Snapchat for Events: Why It’s Time for Corporate Planners to Start Using the Platform

Each year as a corporate event planner I like to take some time to kickback and think about what I believe could be the next big event trend.

And do you know what? I think it could be Snapchat.  I truly believe the tipping point on Snapchat for #EventProfs has come. Snapchat has been seen as the social media for kids because of the rapid early adoption rate for teens. Of course teens embraced it, the app seems uniquely built for them. While photo and video sharing apps like Instagram have grown quickly in user base and influence, it hasn’t really caught on as a messenger platform and that’s what teens have been addicted to since ICQ and MSN a generation before.

Living in the now and not dwelling on the past is a user behavior of teenagers and a fundamental of Snapchat. If you ask anyone about the app they will say, “Isn’t that the one where your posts go away after 24 hours?” They’re right. That was the single biggest turn off to marketers and it’s what kept the platform pure and let it grow organically for the first few years of its existence.

Snaps are temporary but, really, aren’t most social media posts? Sure you can shop someone or stalk them to get their history (trust me, I do it more than most) but for the most part what we post on Facebook or Instagram shows up in our followers feeds and is never see it again. Radio and television ads came and went for years and marketers didn’t struggle with their content disappearing. This is nothing new. Snapchat just formalizes the disposability of social media communications.  It also does one better, it uses FOMO to create an addiction.

FOMO (fear of missing out) is a powerful tactic because it’s more and more difficult to get action from people with an increase of calls to action happening in the form of constant advertising. Online ad-blocking technology, Netflix, and streaming music have conditioned consumers to recoil at the very idea of advertising.

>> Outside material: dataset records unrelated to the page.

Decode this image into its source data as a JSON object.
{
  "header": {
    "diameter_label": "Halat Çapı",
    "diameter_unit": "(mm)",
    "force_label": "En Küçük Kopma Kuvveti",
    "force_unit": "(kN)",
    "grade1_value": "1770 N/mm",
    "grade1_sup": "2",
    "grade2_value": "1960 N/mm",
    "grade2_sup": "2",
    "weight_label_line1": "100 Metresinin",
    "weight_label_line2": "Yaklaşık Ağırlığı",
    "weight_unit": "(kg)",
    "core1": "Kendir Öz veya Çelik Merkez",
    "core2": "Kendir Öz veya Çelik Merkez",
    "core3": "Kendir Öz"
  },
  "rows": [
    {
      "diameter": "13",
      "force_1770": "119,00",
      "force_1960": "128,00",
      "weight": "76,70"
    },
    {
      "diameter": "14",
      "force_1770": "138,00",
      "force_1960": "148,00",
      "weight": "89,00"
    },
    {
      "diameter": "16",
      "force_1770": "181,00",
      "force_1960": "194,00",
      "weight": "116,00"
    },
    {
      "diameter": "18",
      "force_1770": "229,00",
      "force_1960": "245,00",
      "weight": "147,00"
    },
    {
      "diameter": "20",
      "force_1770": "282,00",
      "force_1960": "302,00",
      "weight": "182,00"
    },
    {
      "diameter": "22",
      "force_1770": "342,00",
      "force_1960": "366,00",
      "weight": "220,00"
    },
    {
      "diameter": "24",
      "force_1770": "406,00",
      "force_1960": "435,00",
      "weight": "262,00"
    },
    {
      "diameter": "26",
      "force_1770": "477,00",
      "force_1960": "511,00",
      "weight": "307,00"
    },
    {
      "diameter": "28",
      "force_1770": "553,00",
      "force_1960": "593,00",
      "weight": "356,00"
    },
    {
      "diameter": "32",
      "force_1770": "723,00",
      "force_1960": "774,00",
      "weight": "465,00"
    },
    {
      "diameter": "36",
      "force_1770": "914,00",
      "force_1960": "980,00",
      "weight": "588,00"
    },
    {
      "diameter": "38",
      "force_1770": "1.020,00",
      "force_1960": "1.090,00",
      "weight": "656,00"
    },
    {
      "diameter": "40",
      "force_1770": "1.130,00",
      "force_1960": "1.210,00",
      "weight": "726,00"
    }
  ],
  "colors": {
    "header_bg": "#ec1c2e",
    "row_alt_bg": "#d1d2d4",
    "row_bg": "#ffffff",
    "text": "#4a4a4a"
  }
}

When you combine that with every brand adopting content marketing and becoming “storytellers” and too many social media channels to keep up with you get a cynical, overly-savvy consumer who just doesn’t care about images from your recent event. Having a platform that pushes people to watch the content they initially signed up for or forever losing the chance to see it has made Snapchat second only to Facebook in average time spent on the platform by users.

What excites me as an event professional is exactly that… they are a platform of the temporary. It’s where this app and we in the meetings and events industry can relate uniquely. Our events, as exciting, creative, and impactful as they can be, are here one day and gone the next. Temporary experiences are our trademark and there is finally a communications platform as committed to this idea as we are.

When I told you that Snapchat was a difficult place for marketers to adopt I didn’t say impossible. As the platform has changed over the past few years, it’s become more and more geared towards gaining revenue (saying no to Facebook’s offer of 3 Billion dollars to buy them must be part of it).

As a closed platform, Snapchat’s ability to gain revenue from brands comes in the form of photo and video filters. Filters are ways to enhance photos similar to what Instagram allows you to do by overlaying different colors, lighting, and effects over images and videos. Unlike Instagram, creative images can be added to Snaps to give context and those are now branded.

It doesn’t stop there. Another big trend in 2017 is obviously Virtual reality and augmented reality. Agencies have become more interested in interactive technologies which has seen Snapchat starting to explore how virtual reality can be integrated with physical experience.

The hype around Pokémon Go – this physical, real-world game powered by a traditionally one-to-one mobile app, has demonstrated consumers’ thirst for blended experiences with 75m downloads worldwide. VR and AR will allow us to engage in new experiences and interact with alternative realities no matter where we are. Snapchat may have only just started their journey into virtual experiences but it’s certainly one to watch!